最後の恋、最高の恋。
私は心臓がパンクするんじゃないかってくらいドキドキしていた。
それは彼の部屋に初めて入るっていうのもあるけれど、この後待ち受けているであろう“腹を割った話し合い”に対しての緊張が大半の理由だ。
もう、家での言い合いというか、私の一方的な話で私の気持ちは伝えてしまっていたし、彼にもそういう言葉を貰っていたけれど、結局は私が彼の気持ちを受け取らないと断固拒否したところでお姉さんが入ってきて。

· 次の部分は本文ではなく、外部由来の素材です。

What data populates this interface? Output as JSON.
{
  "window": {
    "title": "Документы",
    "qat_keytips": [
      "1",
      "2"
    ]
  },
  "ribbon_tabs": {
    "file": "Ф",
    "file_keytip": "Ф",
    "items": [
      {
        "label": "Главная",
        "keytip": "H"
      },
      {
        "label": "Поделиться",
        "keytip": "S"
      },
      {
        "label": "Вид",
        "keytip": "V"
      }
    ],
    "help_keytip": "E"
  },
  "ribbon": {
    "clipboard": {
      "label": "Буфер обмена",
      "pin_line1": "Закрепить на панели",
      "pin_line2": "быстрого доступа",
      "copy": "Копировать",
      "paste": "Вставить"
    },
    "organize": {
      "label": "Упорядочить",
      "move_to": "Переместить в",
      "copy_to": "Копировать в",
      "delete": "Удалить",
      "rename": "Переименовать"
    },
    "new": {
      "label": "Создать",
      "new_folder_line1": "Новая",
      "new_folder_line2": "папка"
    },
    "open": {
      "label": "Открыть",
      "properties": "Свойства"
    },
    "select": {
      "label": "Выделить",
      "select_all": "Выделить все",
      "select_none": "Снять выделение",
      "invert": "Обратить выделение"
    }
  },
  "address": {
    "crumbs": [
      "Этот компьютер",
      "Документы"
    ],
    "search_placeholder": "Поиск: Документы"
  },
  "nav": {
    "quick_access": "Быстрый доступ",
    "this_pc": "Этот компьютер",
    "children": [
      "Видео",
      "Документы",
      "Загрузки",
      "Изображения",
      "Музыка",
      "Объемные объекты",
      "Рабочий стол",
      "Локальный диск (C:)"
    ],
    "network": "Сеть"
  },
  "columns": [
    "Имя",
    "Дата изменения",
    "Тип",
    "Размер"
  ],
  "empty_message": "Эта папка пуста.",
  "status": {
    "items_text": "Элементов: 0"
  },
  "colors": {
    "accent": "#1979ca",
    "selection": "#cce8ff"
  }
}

そのあとのお姉ちゃんとのやり取りで、更に私の本心はさらけ出されてしまったわけだけれど、それはお姉ちゃんに言ったんであって彼には言ってない。
彼の部屋で、改めて膝を突き合わせて気持ちの告白をするのだろうか。
ぐるぐる考えるだけで全く答えの出ない考えは、彼の部屋にたどり着くまで私の頭の中で延々と続けられたけど、坂口さんがエントランスで使ったカードキーを一番角の部屋のドア横に付いてる機械に通してピピッと軽快な音が鳴った瞬間に霧散した。
オートでドアの鍵が開く音がして私を片手で軽く抱きなおした坂口さんは、空いた片手でドアを開けて、てっきり玄関で降ろしてもらえると思っていた私の予想を裏切って、自分の靴を脱いでそのまま奥へと足を進めた。